Lewis and Clark may have been the first non-aboriginal explorers to be awestruck by Crater Lake in Oregon. But they were far from the last. Offering biking, boating, horseback riding, and just sheer breathtaking scenery to absorb, it is one of America’s most outstanding national parks.

Every year half a million visitors experience something like what those intrepid early explorers reported back to President Jefferson. The pure blue lake ringed by 2000-foot high mountains looks like a painting. But visitors will find the romance becoming real when they view it from one of the many lookouts along Rim Drive.

At over 1,940 feet, it’s the deepest lake in the United States. Just knowing that adds to the heart-pounding experience. Learn from signs along the way that it was formed over 7,700 years ago when nearby Mount Mazama erupted. Intellectual appreciation combines with sheer sensory excitement to make for an unforgettable visit here.

Around the 33-mile drive, there are over 20 spots that offer unparalleled scenic views. Kerr Notch provides an unmatched view of Phantom Rock. From Sun Notch it’s easy to take in the sight of Wizard Island.

From a dozen different spots, it’s possible to take a hike that can’t be duplicated anywhere else. Trailheads lead to Mount Scott on the east side of the lake. Crater Peak on the south side is easily accessible from Rim Drive. On the north side, Cleetwood Cove Trail leads to the lake itself. Walk quietly and you’ll often come across deer feeding.

From Cleetwood Cove it’s also possible to visit the volcano on Wizard Island. Climb the 800-foot trail and you can see inside the 90-foot opening to the cinder cone. For those who might like to do a little fishing, there’s a trail that leads to Fumarole Bay. Initially hand-stocked, it offers descendant rainbow trout and kokanee salmon galore. No license required and no limit on catches.

For those who want the ultimate in hiking pleasure, check out the nearly 9,000-foot high Mount Scott. Long, steep, and full of winding turns, it offers the biggest hiking challenge. For those who persist, the rewards are views of Mount Jefferson and Mount Shasta all the way over in California, not to mention some of the best views of the lake far below.

For those who would prefer to visit in winter, there are equally exciting things to see and do at Crater Lake.
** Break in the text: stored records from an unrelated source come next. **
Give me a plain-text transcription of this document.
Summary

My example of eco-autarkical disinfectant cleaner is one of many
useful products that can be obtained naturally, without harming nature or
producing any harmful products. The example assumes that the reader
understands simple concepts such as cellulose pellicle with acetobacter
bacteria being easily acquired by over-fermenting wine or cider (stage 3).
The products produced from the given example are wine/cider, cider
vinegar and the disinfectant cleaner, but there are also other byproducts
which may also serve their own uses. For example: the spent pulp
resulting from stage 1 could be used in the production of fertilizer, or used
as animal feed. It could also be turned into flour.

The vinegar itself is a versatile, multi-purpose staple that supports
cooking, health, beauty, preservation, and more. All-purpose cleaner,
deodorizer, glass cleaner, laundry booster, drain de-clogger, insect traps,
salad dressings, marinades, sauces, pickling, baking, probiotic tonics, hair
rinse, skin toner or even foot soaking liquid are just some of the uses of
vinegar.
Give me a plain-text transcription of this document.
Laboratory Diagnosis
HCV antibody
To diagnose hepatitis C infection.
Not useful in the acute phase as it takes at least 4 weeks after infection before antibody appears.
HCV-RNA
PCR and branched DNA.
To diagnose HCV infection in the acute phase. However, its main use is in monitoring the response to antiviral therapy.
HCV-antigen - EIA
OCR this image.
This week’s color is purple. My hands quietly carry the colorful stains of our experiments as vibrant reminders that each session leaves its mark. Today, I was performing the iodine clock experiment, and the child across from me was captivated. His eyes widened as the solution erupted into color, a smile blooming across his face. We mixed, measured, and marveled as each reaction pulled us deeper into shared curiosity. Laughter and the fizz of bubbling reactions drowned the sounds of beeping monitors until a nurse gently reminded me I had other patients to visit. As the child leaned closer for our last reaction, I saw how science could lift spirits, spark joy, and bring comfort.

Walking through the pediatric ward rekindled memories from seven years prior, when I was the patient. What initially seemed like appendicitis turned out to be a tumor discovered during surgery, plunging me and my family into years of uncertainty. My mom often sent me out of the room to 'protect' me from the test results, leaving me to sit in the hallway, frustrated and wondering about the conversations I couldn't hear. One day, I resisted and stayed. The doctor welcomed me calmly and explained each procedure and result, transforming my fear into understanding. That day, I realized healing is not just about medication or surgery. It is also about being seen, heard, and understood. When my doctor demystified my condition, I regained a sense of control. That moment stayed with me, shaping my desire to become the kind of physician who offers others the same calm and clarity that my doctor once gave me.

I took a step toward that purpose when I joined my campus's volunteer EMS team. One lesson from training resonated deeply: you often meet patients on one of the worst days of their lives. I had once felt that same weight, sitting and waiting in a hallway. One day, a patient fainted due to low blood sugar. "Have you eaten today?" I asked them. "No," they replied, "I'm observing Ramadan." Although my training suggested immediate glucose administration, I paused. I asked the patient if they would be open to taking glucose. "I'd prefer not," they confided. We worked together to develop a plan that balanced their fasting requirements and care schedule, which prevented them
With an average of over 500 inches per year, you’ll need snowshoes for many hikes. But a guided tour will show you some of the most amazing sights anywhere.

For the truly hardy, there’s an option that includes up to 33-miles of cross-country skiing around the lake. A shorter trip from Crater Lake Lodge offers a five-mile round-trip that provides outstanding views of Overlook Trail.

Be an explorer yourself and imagine what life was like when that famous pair first walked through the area. Looking at Crater Lake and the surrounding mountains, virtually unchanged since, that’s actually very easy.